“ Mettre en situation les salariés pour dédramatiser le handicap “

“ Mettre en situation les salariés pour dédramatiser le handicap “
Pierre-Yves CORNUT, Responsable Recrutement et Mission Handicap
publié le 10 août 2012

Filiale du groupe ORTEC, SOM réalise des études techniques et scientifiques, ingénierie, audit. Depuis 1980, SOM accompagne ses clients dans le déroulement de leurs projets, elle intervient dans tous les domaines industriels. Fortement engagé en faveur de l’insertion professionnelle des personnes en situation de handicap, un accord sur 3 ans a été signé avec l'ensemble des partenaires sociaux, la société est pilote pour un déploiement à terme sur l'ensemble des filiales du groupe Ortec.

 

Pouvez-vous nous parler des engagements de la société SOM, filiale du Groupe Ortec au niveau de l’insertion professionnelle des personnes en situation de handicap ?

Nous avons signé un accord en 2011 sur 3 ans avec l’ensemble des partenaires sociaux. Nos missions principales au sein de la Mission Handicap sont :

  • La formation,
  • La sensibilisation,
  • L’intégration et maintien dans l’emploi,
  • Développer les achats auprès du secteur protégé et adapté.
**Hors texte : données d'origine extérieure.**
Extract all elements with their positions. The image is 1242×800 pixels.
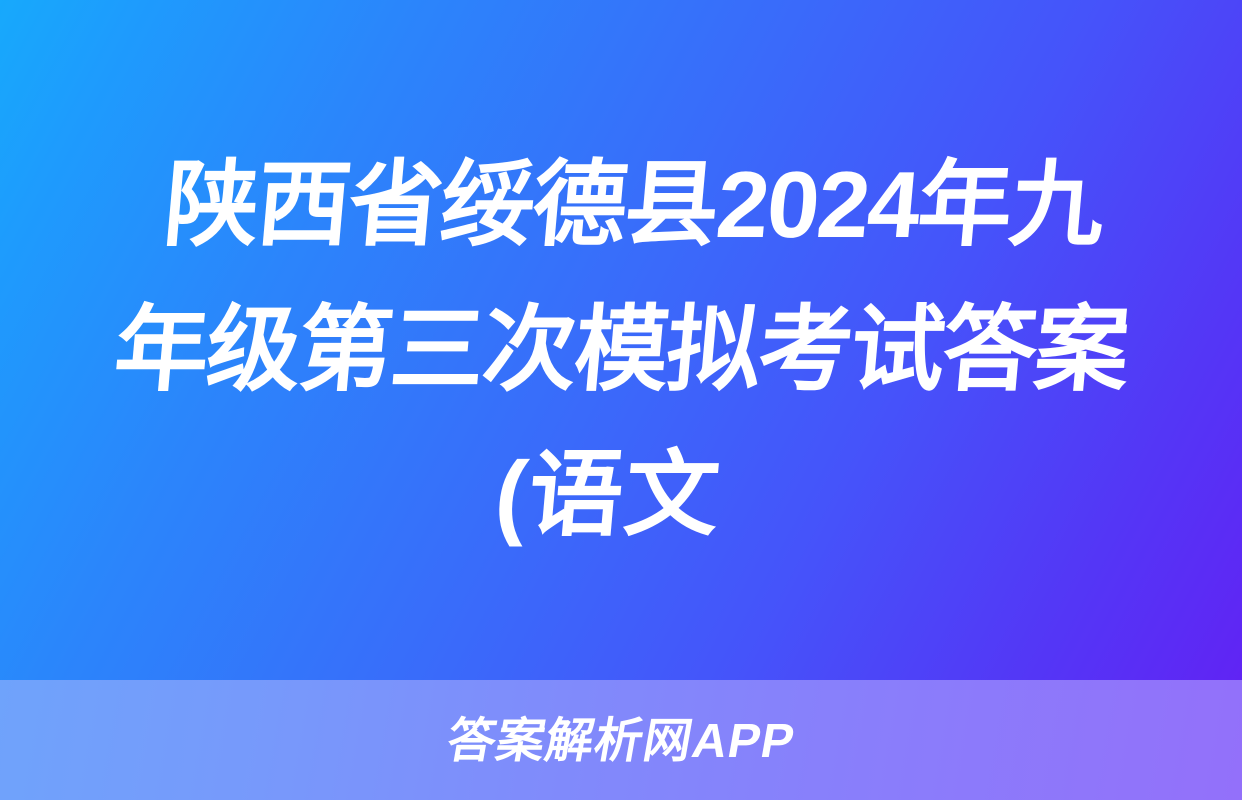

Pour mener à bien nos actions nous avons une équipe de référents qui travaille quotidiennement.

 

Comment faites-vous pour maintenir l’emploi des travailleurs handicapés ?

Pour maintenir l’emploi d’une personne en situation de handicap il est primordial de l’accompagner tout au long de sa carrière professionnelle. Cela passe par la formation ou par la proposition d’un poste en adéquation avec son handicap. Nous finançons également l’aménagement des postes de travail (sièges ergonomiques, matériels de bureau) et aménageons les horaires si besoin.

Il est important de communiquer et de rassurer les salariés, sur le fait que nous ne faisons aucune distinction entre une personne en situation de handicap et une personne valide. Nous les encourageons à déclarer leur situation afin qu’ils obtiennent la reconnaissance du statut de travailleur handicapé. Cela nous permet de mettre en place plus facilement des aménagements de poste de travail.

 

Quels types d’actions mettez-vous en place pour sensibiliser les salariés au handicap ?

La formation est l’un de nos principaux axes de sensibilisation, notamment auprès des recruteurs et des managers. Pour sensibiliser l’ensemble de nos collaborateurs nous avons crée des ateliers sur les déficiences visuelles et auditives. L’objectif est de mettre en situation les salariés pour dédramatiser le handicap.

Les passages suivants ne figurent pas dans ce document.